While already 35 years have lapsed since the fall of the totalitarian, communist regime, there are still places that honour not its victims but perpetrators. One is Námestie Hraničiarov (Square of the Border Guard) in Bratislava’s Petržalka, named after the troops that killed people at the border attempting to flee the country. On the occasion of this year’s anniversary at least a small correction will be made. On Saturday, November 16, a memorial plaque dedicated to the victims of the Border Guard will be installed in the park in the centre of Námestie Hraničiarov.
“This memorial is a reminder of a sad period in our history when basic human rights were suppressed and people were punished and killed for violating them,” said Martin Kleibl, project manager of the Cultural Facilities of Petržalka (KZP). “Let this pillar be a warning for future generations so that such events will never happen again.”

The memorial plaque is to commemorate the creation, existence, and especially the victims of the Iron Curtain who perished on the Slovak-Austrian border near Petržalka. They died in the territories of Petržalka, Kopčany and Jarovce, all boroughs of Bratislava today.
Námestie Hraničiarov Square with its park was handed over to the residents on the 30th anniversary of the adoption of the Law on the Protection of State Borders, i.e. on July 11, 1981, said Ľubomír Morbacher, historian of the Institute of Memory of the Nation (ÚPN), when explaining the historical context.
The first part of this law states, among other things: “The protection of the national borders is the duty of every citizen.”
The remnant of the inscription, which was placed on the wall of the substation in 1985, can still be read after almost 50 years.
The square was the first one of the Petržalka housing estate. In 1973, namely on April 3, the foundation stone of the “Petržalka urban sector” was ceremoniously laid there. At that time, the stone was practically set in a green meadow, until at the end of the 1970s, prefabricated buildings, paneláky in Slovak, were constructed around it.
The square was used for various representational purposes, but according to the municipality, it also recalls a dark phase of Petržalka’s history. The Iron Curtain border stretched right alongside it. People yearning for freedom were often detained, injured and even killed when trying to cross the Iron Curtain.
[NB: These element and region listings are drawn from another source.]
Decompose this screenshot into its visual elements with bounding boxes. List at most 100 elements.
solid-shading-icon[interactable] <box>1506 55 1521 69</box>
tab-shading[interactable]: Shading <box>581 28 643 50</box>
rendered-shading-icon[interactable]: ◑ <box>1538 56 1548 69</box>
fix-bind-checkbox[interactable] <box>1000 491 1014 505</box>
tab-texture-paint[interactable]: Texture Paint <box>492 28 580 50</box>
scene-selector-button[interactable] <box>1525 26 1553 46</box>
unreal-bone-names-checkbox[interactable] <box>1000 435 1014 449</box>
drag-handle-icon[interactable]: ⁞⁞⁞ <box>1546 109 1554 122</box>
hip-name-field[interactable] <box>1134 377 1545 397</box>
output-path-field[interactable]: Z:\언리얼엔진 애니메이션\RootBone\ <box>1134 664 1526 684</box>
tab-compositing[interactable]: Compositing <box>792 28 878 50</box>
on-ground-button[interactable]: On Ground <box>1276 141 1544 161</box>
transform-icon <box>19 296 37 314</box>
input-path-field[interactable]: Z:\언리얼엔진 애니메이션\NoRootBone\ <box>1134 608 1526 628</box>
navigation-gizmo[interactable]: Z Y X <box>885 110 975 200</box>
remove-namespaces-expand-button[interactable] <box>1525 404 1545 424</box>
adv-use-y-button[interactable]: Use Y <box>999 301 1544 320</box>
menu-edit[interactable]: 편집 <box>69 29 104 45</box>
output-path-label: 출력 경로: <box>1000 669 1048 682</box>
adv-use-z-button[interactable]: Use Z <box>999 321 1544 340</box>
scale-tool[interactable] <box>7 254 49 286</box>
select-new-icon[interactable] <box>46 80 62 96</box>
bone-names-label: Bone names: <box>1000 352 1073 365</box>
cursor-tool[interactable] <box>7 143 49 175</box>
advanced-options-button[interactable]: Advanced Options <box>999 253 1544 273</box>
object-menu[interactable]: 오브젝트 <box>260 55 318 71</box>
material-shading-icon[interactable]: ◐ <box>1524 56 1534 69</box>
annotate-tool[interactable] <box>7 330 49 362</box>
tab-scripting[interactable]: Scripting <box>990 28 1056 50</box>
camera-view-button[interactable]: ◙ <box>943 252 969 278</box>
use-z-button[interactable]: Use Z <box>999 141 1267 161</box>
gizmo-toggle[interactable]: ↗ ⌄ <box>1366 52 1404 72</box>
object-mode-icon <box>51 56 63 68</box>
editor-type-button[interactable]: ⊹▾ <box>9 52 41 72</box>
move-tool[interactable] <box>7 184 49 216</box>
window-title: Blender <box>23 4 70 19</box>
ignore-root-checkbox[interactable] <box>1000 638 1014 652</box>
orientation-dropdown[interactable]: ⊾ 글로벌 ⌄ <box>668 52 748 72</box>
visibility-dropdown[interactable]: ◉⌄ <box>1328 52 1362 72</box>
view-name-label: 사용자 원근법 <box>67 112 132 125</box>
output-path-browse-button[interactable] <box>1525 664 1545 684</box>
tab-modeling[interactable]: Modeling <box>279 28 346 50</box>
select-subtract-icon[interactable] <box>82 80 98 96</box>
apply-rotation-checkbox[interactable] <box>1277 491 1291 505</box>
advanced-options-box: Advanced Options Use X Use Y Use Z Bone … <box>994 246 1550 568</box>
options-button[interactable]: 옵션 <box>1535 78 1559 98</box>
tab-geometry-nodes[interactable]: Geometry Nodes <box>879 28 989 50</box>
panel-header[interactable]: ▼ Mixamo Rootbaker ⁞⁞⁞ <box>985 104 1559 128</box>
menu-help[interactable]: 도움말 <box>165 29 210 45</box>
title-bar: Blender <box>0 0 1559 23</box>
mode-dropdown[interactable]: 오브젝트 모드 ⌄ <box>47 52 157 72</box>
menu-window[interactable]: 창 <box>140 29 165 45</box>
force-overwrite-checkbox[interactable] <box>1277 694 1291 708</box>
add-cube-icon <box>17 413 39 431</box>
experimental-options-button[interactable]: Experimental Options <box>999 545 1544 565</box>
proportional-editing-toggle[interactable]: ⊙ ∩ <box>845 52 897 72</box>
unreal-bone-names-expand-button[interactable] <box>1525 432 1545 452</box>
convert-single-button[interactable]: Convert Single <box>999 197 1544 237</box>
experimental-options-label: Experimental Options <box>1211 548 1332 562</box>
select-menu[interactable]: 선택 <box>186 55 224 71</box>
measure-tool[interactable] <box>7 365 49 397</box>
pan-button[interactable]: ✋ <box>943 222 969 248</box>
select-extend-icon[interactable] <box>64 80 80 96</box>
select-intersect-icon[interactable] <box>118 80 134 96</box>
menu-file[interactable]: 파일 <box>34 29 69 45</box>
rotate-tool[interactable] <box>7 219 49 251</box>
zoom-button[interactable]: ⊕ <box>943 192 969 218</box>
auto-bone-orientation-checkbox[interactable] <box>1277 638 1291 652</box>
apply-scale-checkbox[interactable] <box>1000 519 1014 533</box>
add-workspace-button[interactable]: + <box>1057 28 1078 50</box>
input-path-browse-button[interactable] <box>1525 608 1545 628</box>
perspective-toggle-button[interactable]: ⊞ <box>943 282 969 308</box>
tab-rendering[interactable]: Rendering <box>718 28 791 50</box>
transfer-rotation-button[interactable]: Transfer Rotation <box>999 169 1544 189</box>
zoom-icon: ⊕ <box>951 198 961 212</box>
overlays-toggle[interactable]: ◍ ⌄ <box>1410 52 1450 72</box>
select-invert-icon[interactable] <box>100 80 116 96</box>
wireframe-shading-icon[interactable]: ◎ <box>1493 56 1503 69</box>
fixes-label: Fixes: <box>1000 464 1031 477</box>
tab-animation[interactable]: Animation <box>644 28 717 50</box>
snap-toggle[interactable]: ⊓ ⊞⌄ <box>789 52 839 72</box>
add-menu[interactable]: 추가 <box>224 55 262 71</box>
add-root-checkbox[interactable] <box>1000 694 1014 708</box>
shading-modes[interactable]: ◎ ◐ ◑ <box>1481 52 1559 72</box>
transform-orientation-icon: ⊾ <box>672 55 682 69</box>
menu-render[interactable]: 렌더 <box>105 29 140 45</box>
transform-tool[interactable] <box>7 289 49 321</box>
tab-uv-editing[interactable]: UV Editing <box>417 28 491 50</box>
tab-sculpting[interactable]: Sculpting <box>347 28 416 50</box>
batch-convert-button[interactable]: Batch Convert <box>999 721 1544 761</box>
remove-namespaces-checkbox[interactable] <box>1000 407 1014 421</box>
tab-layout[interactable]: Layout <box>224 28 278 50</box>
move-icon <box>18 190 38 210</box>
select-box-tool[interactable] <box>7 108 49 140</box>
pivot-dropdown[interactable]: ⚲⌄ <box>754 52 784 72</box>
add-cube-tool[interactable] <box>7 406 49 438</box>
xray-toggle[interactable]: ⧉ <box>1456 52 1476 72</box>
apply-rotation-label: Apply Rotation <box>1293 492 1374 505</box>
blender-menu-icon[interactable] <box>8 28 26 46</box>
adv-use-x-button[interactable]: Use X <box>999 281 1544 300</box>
After the fall of the communist regime in 1989, the Iron Curtain was removed, but to this day the square retains its name after the border guards.
In 2024, the park in the square’s centre was officially named Victims of the Border Guards Park.
The commemorative event on November 16 is part of the international Festival of Freedom throughout Bratislava, taking place on the 35th anniversary of the Velvet Revolution.